Hükümetin reform çalışmaları sürüyor
Daha sonra söz alan Bilim, Sanayi ve Teknoloji Bakanı Faruk Özlü de hükümetin reform çalışmalarına devam ettiğini söyledi.
Bugüne kadar Türkiye'de kanun hükmünde kararnameyle yürütülen patent faaliyetlerinin bir kanunla tek bir kitap halinde toplandığını belirten Özlü, Avrupa Birliği standartlarında Patent Yasası'nın olduğunu, yasanın, yabancı ve yerli üreticilerin hukuki haklarını koruduğunu, yatırımcıların önünün açık, hukuki haklarının koruma altında olduğunu dile getirdi.
Teknolojik üretim yönetiminde köklü bir değişiklik öngören TÜBİTAK Yasası'nın Bakanlar Kurulu'ndan geçtiğine işaret eden Özlü, şöyle konuştu:
"Türkiye'de araştırma, değiştirme faaliyetleri, teknolojik üretim faaliyetleri gibi belirli strateji alanlarında kapsamlı ve köklü bir reform önümüzdeki günlerde Mecliste yasalaşacak. Üretim ve reform paketi için sanayici ve iş adamları sivil toplum kuruluşlarıyla çok defalar görüşüp konuştuk. 700'den fazla görüş geldi. Bunları kontrol edip, değerlendirerek paketi nihayetlendirdik. Bugün yarın Meclise sevk edeceğiz. Sanayiciyi, üretiyici ilgilendiren, maddi olarak küçük, etkisi büyük hükümler var bu pakette. Türkiye'de üreticinin desteklenmesi, sanayinin geliştirilmesi noktasında 72 maddeden oluşan çok önemli dönüşüm maddeleri içeriyor. Bunu da hayata geçireceğiz. Piyasa gözetim ve denetimiyle ilgili bir çalışmamız var. Piyasada çok sayıda ürün alıcı ve satıcısı var. Bunların denetimi noktasında çalışmamız var. Yıl sonuna doğru Meclise sevk edeceğiz. Kapsamlı dönüşüm öngörüyoruz. Türkiye'de 6 sivil toplum kuruluşunu bir araya getirdik. Kapsamlı çalışma yürütülüyor. Gelecek yıl Bakanlık bütçesine bununla ilgili bir fon ayıracağız."

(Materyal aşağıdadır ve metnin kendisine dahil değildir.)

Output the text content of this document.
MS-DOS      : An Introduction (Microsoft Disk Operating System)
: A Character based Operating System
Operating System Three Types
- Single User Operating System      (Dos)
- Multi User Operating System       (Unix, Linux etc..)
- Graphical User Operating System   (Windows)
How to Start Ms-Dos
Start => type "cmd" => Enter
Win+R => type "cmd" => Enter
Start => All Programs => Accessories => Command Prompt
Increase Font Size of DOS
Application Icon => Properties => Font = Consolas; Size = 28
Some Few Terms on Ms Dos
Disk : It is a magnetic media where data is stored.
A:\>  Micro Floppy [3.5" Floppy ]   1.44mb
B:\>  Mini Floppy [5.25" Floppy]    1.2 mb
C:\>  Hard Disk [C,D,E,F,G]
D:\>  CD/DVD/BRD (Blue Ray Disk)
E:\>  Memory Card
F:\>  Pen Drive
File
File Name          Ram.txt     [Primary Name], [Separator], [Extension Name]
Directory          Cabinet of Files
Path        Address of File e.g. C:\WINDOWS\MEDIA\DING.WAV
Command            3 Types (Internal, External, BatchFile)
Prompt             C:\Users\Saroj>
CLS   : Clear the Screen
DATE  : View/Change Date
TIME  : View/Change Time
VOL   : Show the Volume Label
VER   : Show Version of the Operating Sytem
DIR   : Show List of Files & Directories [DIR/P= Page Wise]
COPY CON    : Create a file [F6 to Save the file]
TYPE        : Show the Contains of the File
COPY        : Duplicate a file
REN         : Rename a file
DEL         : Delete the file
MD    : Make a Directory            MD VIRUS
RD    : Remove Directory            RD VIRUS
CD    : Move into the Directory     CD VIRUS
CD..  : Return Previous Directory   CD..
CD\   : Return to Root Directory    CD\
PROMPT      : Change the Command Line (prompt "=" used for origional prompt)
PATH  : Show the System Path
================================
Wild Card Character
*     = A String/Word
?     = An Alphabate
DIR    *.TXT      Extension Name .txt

Özlü, Ar-Ge merkezleri kurulduğunu ve kurmaya teşvik ettiklerini, yabancı yatırımcıların da Ar-Ge merkezleri kurmalarını istediklerini kaydetti.
Programa, Konya Valisi Yakup Canbolat, AK Parti Konya milletvekilleri Ziya Altunyaldız, Muhammet Uğur Kaleli, Mehmet Babaoğlu, Büyükşehir Belediye Başkanı Tahir Akyürek, şirketin yöneticileri, oda başkanları ile çok sayıda kişi katıldı.